It’s Friday night. Party it up! Can’t have a good party without alcohol, right? But in the morning, somehow there’s a YouTube video of you dancing half-naked on a coffee table. Hungover, with your head leaning over the toilet seat, you say to yourself, "I wasn’t thinking."
The pregnancy test came out positive. "I wasn’t thinking."
The principle wants to know why you beat that poor girl’s face in for "flirting with your boyfriend". "I’m sorry, Mr. Becker, I wasn’t thinking." The midterms come and go. You glance at your score and cringe. Looks like you’re going to have to retake that class…again. "I wasn’t thinking." Of course you weren’t. You had spent the entire semester cheating off the nerd to the right of you.
Countless times we do things in the spur of the moment without even halting for a second to analyze how this is going to affect the future. "It’s just a one time thing" takes second place to the previously mentioned excuse. Instead of wasting time coming up with reassurances, why not put that energy into at least trying to understand that "one timers" turn into habits, turn into crutches that we later begin to rely on.
Once you experience that high, it’s really hard to go back—from alcohol, from drugs, from finally getting that A (even if it was the result of skillful cheating), releasing your anger out on whoever even dared to give you a dirty look, etc. But is getting that high, that adrenaline rush, even worth it if it’ll have a negative effect?
But that’s the thing. So many young girls and boys wouldn’t be out there doing half the things they do if they only realized how these things would affect them. As teens, we like to live off the present. "Why worry about the future?" they say. "Live life as if there’s no tomorrow!" But how you live today affects how you will live tomorrow.
How you finish one thing is how you will start another. What you put in today is exactly what you will get out tomorrow.
In the spur of the moment, alcohol feels…good. After a while, you become dependent on it for a "good time" and doing anything else seems boring and simply…out of the question. But there’s a reason the legal drinking age is 21 and not 12. Our frontal lobe is not developed until around the age of 22, and the law is trying to preserve it.
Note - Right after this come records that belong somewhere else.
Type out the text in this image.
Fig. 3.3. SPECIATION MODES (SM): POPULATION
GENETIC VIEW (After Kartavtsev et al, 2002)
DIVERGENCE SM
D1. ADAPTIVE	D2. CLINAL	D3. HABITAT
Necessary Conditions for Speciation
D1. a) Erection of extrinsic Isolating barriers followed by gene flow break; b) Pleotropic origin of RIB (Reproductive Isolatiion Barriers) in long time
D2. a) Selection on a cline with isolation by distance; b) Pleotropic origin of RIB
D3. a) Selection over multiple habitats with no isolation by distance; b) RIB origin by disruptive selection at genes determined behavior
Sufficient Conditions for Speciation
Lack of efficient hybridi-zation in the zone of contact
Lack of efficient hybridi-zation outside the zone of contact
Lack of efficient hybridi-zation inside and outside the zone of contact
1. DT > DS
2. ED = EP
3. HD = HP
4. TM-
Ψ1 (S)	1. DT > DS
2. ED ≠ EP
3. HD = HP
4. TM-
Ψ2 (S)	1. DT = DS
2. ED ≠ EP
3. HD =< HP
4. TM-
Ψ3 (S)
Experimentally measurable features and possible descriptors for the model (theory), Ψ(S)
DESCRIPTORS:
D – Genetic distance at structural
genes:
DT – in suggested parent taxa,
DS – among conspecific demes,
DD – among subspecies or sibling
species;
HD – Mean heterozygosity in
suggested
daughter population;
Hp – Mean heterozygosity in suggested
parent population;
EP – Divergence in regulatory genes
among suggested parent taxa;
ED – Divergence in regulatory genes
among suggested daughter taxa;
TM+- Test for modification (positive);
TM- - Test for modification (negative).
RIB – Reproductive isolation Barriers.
While cheating on a test may not have any physical outcomes, it also turns into a dependency. There’s no need to study for that quiz when you know the kid next to you has the best GPA in the class, right? When this becomes a habit, you get into college and see just how far apart the desks are from one another. Then you realize you’re screwed. Looks like you’ll have to resort to that studying thing the rest of the school did while you were busy updating your MySpace™ page. Or you may not be so lucky. If you are caught cheating, it’s the school’s right and policy to put you on a list that will follow you around for the rest of your life, making it a considerable amount harder to get into a desirable college.
Who ever heard of sitting down and talking to resolve a problem? No way! That’s what boring adults do. The cool thing to do is to fight it out, right? It’s instant attention. And on top of getting your teeth messed up, you gain yourself a reputation—whether you want it or not. People’s outlook on you changes, even if they were the same people whistling and cheering you on as you blew that final punch. During a fight, the last thing people realize is that—even though it is a big world—we all still share it.
The people we disrespect, gossip about, cheat off of, etc. are the same people who may very well become our boss one day. Seems unlikely? The risk’s not worth it—wait and see.
Not all consequences are bad. What you choose to plant today is what you will harvest tomorrow. The better the choices, the better the outcome. Life is a long math equation. We don’t always see the solution right away, but what you add and subtract now is what we will equal later. What is fun now is not always worth it later. Let’s prove statistics wrong and make the best of our undeveloped minds! Remember, you only have one life to live…but if you live it right, once is enough.